‘Stop killing people’: EU’s top diplomat tells Israel to approve Lebanon cease-fire
“No more excuses," the bloc's foreign policy chief Josep Borrell said.
Israel should “stop killing people” and accept the terms of a cease-fire with Lebanon brokered by the United States and France, the European Union’s foreign policy chief said.
The Israeli government will vote on a proposed peace deal Tuesday, a spokesperson for Israeli Prime Minister Benjamin Netanyahu said, according to media reports. U.S. National Security Council spokesperson John Kirby said Monday that Israel is “close” to an agreement with Lebanese militant group and political party Hezbollah but “not there yet.”
Speaking on the sidelines of a G7 meeting of foreign ministers near Rome, the EU’s top diplomat Josep Borrell said that the proposed France and U.S.-brokered agreement “gives Israel all the security commitments they were asking for” and urged Israeli leadership to accept it without delay.
“Let’s hope that today, Netanyahu’s government will approve the cease-fire agreement,” Borrell said. “No more excuses. No more additional requests. Stop this fighting. Stop killing people.”

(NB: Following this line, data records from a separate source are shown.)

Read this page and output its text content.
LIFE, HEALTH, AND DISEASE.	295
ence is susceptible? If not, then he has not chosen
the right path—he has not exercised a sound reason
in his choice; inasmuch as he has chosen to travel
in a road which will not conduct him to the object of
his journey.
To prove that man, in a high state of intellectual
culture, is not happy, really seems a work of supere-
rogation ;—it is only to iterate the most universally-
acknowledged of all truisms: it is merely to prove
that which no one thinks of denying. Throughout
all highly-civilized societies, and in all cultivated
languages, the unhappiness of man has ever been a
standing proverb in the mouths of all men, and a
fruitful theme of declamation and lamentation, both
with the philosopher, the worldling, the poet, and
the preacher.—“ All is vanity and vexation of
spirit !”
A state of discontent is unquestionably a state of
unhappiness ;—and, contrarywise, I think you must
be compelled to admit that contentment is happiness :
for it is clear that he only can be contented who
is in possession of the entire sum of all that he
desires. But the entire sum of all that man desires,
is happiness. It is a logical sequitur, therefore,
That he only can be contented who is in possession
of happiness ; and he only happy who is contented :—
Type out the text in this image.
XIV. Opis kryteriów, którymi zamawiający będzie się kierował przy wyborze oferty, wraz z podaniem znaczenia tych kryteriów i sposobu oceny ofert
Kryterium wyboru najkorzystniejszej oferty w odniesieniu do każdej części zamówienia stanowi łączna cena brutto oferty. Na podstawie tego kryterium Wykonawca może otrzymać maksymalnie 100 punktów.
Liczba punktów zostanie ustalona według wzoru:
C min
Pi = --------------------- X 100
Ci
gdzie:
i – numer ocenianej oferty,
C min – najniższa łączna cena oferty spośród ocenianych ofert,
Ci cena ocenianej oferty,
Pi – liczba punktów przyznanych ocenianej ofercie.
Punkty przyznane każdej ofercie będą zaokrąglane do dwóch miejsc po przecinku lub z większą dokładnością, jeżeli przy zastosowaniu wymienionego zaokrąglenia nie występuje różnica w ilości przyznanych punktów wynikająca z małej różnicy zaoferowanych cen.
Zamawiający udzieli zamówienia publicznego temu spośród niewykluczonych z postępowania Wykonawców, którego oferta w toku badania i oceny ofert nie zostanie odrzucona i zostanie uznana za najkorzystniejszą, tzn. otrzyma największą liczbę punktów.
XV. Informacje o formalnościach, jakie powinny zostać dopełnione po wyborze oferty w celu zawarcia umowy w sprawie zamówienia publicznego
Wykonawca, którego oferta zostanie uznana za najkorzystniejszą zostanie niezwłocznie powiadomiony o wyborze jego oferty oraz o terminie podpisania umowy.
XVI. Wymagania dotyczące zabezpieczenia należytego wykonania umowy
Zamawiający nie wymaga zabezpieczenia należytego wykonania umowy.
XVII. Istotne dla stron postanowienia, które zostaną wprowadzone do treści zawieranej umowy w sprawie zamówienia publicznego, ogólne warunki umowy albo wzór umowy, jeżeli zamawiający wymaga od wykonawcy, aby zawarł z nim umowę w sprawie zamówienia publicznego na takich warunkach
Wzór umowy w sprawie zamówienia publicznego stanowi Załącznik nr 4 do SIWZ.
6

Hezbollah and Israel have exchanged rocket fire almost daily since Palestinian militant group Hamas’ attack against southern Israel on Oct. 7. last year.
Those tensions escalated into all-out war in September, when Israel launched a ground invasion of southern Lebanon with the stated goal of crippling the Iran-backed group’s infrastructure along the border and allowing Israeli residents displaced by missile strikes to return to their homes.
The proposed cease-fire will not end Israel’s separate invasion of Gaza, where the Israeli military has continued its efforts to root out Hamas, leaving the coastal enclave in ruins and killing more than 40,000 people.